The images created show that, while I might have been thinking corpses and crowded rafts, the artists were working on their own ideas.  That’s one of the things I most like about modelling – you create a pose and the artist creates their work, somewhere between the two is transformation.  It happened at the last workshop we did on Sunday – 3 people were given an everyday drama and created something artistic.  LaDawn had nicked Carlos’ parking space, they were arguing about it, and David was the peace maker.  Out of this mundane beginning, they formed a pose that could have come out of a Caravaggio of a religious scene.  LaDawn standing, shaking her finger at Carlos, who, on one knee, one arm up entreating, and David with arms outstretched, touching both of them in a clear gesture of reconciliation.  Enacting a scene is liberating, helps you think of poses that mean something through their stance and gesture, and this gives the artists something extra.  Posing for artists is about more than just lounging about naked – its about evoking presence.
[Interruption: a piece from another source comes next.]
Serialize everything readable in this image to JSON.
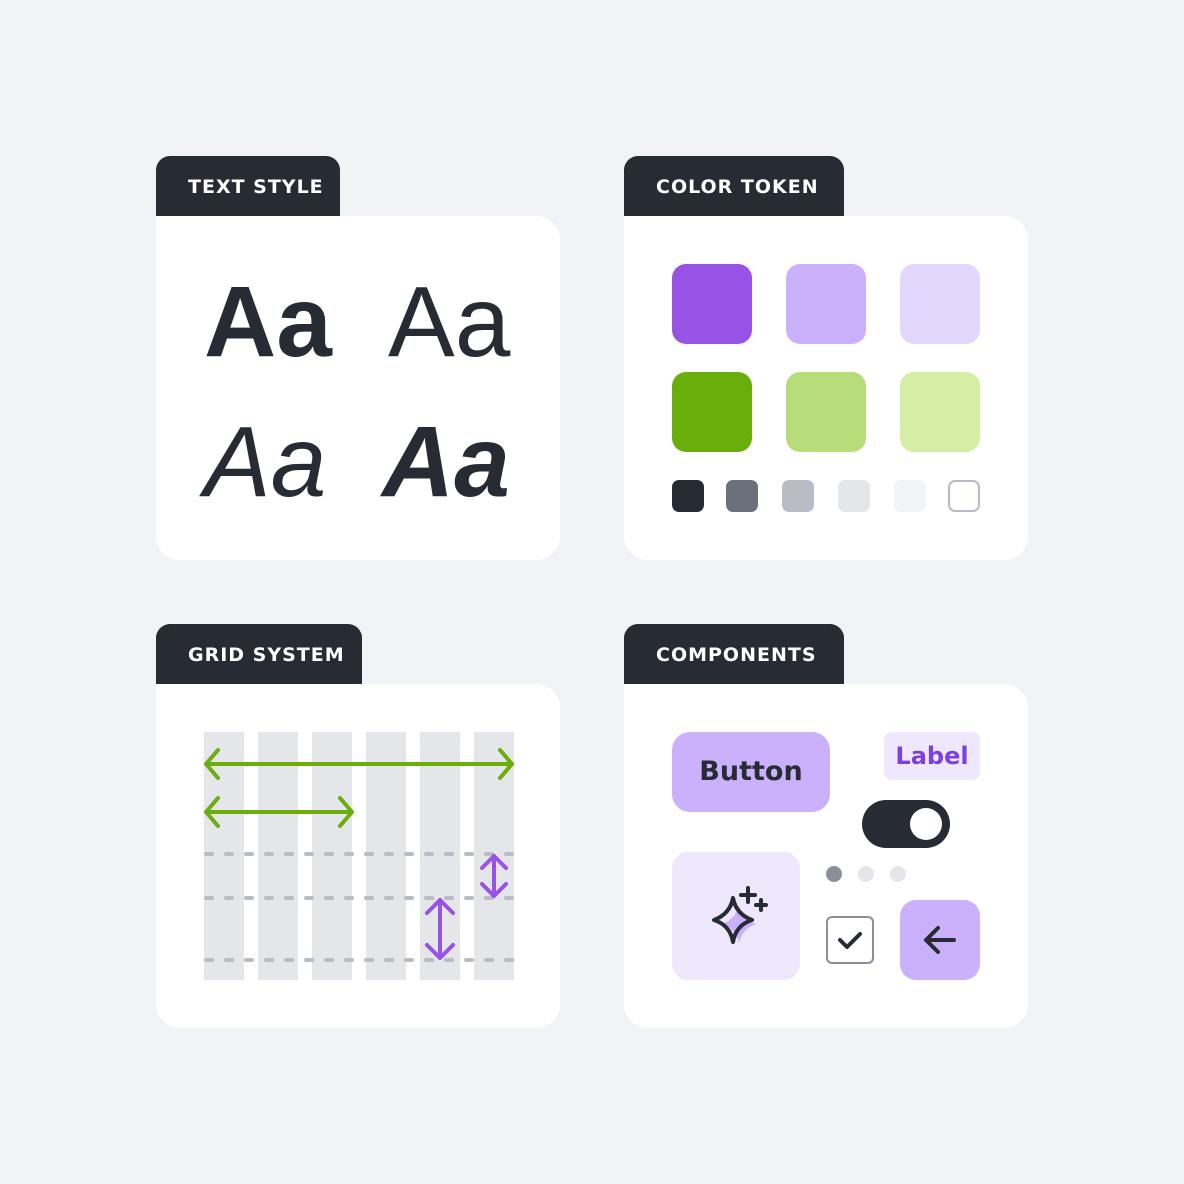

Lucy Sullivan, tonight’s tutor, attended one Spirited Bodies workshop and gave great feedback to the participants about their poses and how artists might react to them.  She said that the Spirited Bodies models, all amateur and new to it, were better than professional models she’d booked for her class.  She’d had one model recently who wouldn’t keep still in any pose, and irritated all the artists.  She said that the people modelling at the workshop came up with good poses which they held, were still and a pleasure to draw, and she’d like to work with them again if they wished to after their Spirited Bodies experience.  There could be no better recommendation.  The artists coming on Saturday 20 October are in for a treat.
Looking again at the Raft of the Medusa, I can see that I got the arms the wrong way round for the man spotting the ship on the horizon and there were some more twisty poses that I missed out.  I shall have another go another time.  Some of the images are creased, that’s because the artists had thrown them away – life drawing for artists is like doing scales and arpeggios is for musicians, an essential way of keeping in practice, maintaining and developing technique, a building block not the end itself.  I rather like rootling round in the rubbish bin after an evening’s posing, you never know what you will find.  Sometimes you are amazed at what artists will throw away – other times equally amazed at what they will keep.